此时那两人被绑了起来,正跪在房中,将来龙去脉和盘托出,邵毅命他们查清两人身份,找到证据后直接送往玉京城昭平君手中。
从前常听师傅说起,卫雉其人颇具野心,夏穆公在时她便在朝堂之上搅弄风云,夏穆公走后她更是不管不顾。
元夏没有女子上朝堂的先例,她原想学南泓国,自己来做这元夏的女君,可世家大族不从、朝中官员不容,她只能将那远在西楚的质子接回。
她想将卫珩培植成一个唯她是从的傀儡君主,为此,她不惜软禁了卫珩的母亲徐氏。
可谁也没想到这位元夏国的新君却并非泛泛之辈,明里暗里拉拢了不少朝堂官员。
不过半载,朝中就有老臣联名上疏,太后应依礼制移居后宫,这无疑是断了卫雉用来制衡卫珩的一条路。

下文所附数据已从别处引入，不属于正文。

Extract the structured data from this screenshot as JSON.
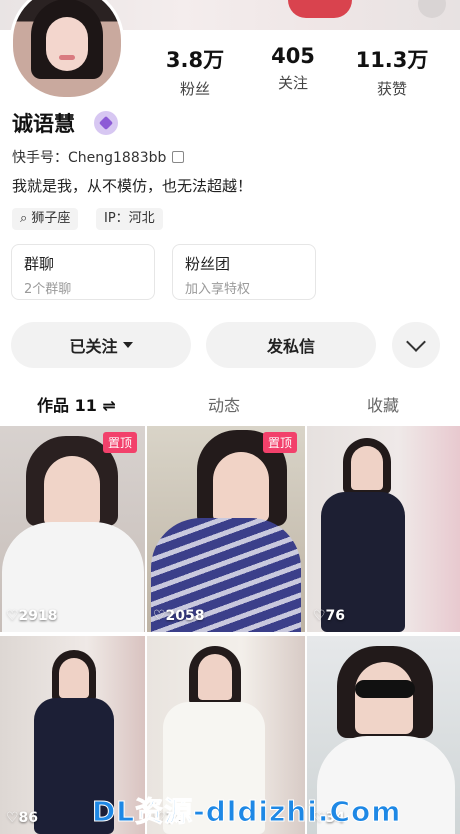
{
  "profile": {
    "name": "诚语慧",
    "kuaishou_id": "快手号：Cheng1883bb",
    "bio": "我就是我，从不模仿，也无法超越！",
    "tags": [
      "狮子座",
      "IP：河北"
    ]
  },
  "stats": [
    {
      "value": "3.8万",
      "label": "粉丝"
    },
    {
      "value": "405",
      "label": "关注"
    },
    {
      "value": "11.3万",
      "label": "获赞"
    }
  ],
  "cards": [
    {
      "title": "群聊",
      "subtitle": "2个群聊"
    },
    {
      "title": "粉丝团",
      "subtitle": "加入享特权"
    }
  ],
  "actions": {
    "follow": "已关注",
    "message": "发私信"
  },
  "tabs": [
    "作品 11 ⇌",
    "动态",
    "收藏"
  ],
  "videos": [
    {
      "likes": "♡2918",
      "pinned": "置顶"
    },
    {
      "likes": "♡2058",
      "pinned": "置顶"
    },
    {
      "likes": "♡76"
    },
    {
      "likes": "♡86"
    },
    {
      "likes": "♡74"
    },
    {
      "likes": "♡34"
    }
  ],
  "watermark": "DL资源-dldizhi.Com",
  "colors": {
    "accent": "#f2416b",
    "badge": "#8c5bd6"
  }
}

卫雉虽不愿,却又不能不放了徐氏,卫珩成功将母亲从卫雉手中解救出来,姑侄二人的正面交锋,第一回合卫珩胜出。
如今朝局已稳,可卫雉既不能废了卫珩,又杀不掉他,左右都像哽在咽喉里的一根刺,叫她难受。
现下夏绥之盟已立,卫珩与卫雉的纷争也正式开始了。